Two sessions with AWS covered Cloud HPC, which is their new service for running batch compute jobs on their infrastructure. This is something that may complement our on premise HPC services for certain workloads and usage patterns. We also met with Ronin who provide a layer over AWS to simplify management of resources and improve budgetary control. We’re hoping this can form the basis of a more self-service provision of Cloud to our research community.
Finally, we also met HPE. We don’t have formal relationships with them at the moment, but it was good to hear about how they could potentially work with us if we’re looking to invest in an HPC or AI capability in the future.
Highlights from the Show-floor
It’s hard to describe just how big the show-floor is at SC. Looking at the layout, a relatively conservative estimate would suggest it’s about 1400 x 300 feet (this is in the US, don’t forget) in size, which is about 9.5 acres! No wonder one of the most useful bits of advice when attending SC is to make sure you have comfortable shoes.
Exhibitors cover the full range of organisations in the HPC space. As well as all the large server and storage vendors that you would expect to see, there are many software houses and niche players there too. We were surprised by how many companies were there just selling cooling systems – pumps, pipes and liquids for removing heat from overworked hardware. There was also a strong contingent of universities present, although mostly from the US and Japan, due to the way large HPC systems are funded in those countries.

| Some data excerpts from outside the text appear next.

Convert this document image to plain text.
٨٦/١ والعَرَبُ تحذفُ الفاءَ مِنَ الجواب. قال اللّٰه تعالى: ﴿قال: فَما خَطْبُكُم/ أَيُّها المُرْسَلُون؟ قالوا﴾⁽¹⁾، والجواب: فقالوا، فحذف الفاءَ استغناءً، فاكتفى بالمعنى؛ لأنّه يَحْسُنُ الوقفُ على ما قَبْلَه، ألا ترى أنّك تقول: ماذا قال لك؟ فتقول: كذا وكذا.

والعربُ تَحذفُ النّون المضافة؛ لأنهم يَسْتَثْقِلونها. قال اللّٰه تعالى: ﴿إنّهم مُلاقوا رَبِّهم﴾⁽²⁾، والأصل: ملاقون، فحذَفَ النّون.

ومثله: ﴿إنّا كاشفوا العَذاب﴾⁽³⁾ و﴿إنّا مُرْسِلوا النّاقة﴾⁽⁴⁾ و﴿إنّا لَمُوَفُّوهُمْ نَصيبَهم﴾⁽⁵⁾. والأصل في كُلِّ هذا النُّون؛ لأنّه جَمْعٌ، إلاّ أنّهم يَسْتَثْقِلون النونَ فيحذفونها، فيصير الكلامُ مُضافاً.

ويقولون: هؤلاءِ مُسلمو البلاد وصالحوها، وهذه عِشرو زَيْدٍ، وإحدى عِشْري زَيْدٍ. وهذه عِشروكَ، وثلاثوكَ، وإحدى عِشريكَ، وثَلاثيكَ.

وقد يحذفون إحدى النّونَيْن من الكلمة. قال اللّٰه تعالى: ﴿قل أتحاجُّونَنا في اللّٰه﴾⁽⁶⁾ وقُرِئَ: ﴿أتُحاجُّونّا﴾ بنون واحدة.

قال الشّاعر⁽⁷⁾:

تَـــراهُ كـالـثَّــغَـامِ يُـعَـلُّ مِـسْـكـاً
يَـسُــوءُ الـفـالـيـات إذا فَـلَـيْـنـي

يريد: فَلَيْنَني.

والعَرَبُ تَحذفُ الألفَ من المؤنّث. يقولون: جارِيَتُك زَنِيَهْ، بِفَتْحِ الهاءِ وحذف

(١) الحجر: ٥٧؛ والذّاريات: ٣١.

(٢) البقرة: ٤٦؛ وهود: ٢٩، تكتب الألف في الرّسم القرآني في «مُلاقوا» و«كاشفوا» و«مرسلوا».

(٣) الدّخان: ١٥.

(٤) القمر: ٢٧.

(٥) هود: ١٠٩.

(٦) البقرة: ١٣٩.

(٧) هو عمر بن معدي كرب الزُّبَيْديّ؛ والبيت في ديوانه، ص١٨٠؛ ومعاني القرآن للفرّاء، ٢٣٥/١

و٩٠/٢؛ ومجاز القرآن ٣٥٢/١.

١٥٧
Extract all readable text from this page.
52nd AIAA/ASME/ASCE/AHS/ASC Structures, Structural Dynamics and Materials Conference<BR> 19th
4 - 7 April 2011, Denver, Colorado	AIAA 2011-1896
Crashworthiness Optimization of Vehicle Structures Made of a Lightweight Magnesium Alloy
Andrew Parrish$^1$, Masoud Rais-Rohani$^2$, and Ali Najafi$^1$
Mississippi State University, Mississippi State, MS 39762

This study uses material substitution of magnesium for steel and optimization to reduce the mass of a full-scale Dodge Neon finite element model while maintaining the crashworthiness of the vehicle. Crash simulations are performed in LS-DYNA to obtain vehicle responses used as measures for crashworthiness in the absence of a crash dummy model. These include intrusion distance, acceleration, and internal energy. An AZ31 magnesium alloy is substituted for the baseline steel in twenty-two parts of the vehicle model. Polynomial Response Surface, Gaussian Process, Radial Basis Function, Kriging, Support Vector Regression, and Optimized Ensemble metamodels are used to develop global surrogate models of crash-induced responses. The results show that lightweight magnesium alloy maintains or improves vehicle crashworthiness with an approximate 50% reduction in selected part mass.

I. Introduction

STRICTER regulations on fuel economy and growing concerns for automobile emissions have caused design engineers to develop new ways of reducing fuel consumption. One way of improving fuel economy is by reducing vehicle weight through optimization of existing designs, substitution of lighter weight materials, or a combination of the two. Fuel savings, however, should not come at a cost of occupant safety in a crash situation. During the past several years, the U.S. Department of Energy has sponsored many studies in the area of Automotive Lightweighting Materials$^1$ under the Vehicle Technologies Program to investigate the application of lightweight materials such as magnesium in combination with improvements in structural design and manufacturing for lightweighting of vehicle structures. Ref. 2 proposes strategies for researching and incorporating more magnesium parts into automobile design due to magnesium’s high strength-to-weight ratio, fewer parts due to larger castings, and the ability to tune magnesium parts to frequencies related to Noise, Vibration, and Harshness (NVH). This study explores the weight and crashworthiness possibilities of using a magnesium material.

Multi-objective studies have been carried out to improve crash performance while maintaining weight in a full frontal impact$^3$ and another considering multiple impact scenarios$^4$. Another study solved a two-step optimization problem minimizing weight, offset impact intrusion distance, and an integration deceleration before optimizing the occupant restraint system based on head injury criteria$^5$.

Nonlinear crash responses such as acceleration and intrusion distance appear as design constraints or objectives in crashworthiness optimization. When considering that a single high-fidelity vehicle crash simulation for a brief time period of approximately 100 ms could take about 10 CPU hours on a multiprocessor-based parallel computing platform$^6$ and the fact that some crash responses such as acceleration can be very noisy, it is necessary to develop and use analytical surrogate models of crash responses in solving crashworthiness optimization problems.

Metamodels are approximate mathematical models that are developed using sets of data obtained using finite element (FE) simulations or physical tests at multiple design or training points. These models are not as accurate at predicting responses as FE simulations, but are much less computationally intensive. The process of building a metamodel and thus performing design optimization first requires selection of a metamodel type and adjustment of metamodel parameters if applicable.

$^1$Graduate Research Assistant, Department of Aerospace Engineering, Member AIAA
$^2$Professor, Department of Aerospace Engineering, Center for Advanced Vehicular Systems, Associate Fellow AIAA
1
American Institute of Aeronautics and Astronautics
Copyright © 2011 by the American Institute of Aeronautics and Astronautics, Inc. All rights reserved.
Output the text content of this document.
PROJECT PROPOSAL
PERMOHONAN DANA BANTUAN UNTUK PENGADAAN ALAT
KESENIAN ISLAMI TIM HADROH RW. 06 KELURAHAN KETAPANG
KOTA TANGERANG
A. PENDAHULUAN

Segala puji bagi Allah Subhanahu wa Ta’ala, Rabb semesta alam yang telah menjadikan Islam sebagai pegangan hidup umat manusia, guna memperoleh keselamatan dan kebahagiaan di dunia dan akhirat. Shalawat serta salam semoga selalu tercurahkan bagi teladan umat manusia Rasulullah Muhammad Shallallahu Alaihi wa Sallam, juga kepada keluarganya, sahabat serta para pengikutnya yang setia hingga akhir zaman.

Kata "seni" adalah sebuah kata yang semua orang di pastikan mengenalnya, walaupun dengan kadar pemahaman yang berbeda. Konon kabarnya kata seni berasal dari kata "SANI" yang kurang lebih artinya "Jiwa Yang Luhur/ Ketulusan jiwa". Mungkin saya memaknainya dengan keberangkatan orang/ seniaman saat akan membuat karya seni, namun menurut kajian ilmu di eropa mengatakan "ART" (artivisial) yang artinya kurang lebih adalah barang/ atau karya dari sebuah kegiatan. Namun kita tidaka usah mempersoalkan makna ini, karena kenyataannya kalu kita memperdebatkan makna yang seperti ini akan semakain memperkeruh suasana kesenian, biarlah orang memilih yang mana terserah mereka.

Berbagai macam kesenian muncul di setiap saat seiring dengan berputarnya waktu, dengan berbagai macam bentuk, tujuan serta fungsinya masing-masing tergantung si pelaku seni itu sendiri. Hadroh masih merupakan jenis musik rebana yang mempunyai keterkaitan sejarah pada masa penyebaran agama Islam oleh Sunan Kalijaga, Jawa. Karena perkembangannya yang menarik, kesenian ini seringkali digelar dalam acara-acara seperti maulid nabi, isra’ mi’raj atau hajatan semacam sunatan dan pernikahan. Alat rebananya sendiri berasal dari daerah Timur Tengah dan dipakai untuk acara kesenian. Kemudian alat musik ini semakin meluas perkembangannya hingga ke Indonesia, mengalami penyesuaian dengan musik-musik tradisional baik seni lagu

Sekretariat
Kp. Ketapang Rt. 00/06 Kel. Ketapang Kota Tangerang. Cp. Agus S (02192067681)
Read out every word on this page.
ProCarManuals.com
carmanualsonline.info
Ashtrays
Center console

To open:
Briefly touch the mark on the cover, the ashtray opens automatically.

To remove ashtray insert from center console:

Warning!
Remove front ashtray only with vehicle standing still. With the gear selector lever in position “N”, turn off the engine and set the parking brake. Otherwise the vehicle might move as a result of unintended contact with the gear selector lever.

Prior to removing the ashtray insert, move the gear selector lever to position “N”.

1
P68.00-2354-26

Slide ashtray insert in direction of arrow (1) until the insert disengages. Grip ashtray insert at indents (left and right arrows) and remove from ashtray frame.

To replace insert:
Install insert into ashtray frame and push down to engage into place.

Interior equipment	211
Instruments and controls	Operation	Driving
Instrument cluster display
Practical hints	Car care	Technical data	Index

To stand out from the crowd and ensure plenty of footfall, there are many different strategies exhibitors employ to attract people to their stands. A fairly standard, and very useful, one is to host a range of talks about their products or research. There’s pretty much a conference within the conference going on, albeit with a definite sales focus. Other tactics rely on gimmicks, such as handing out raffle tickets to win fancy Lego sets, general swag such as t-shirts, socks or hats, or even free popcorn or beer. Dell probably “won” this year with a full-service bar serving bubbly and cocktails.
Reflections on the Week
Overall, it was a very useful experience and between us we covered enormous amounts of ground (figuratively and literally) over the time we were at SC. It’s always valuable to meet people where they are, and it was certainly nice to meet some folks in person that we’ve only ever seen on the end of a video call in a different time zone. As the University makes plans around, in particular, AI and what sort of capabilities our research community need in this space, it was the perfect opportunity to immerse ourselves in everything that is going on out there, and very timely.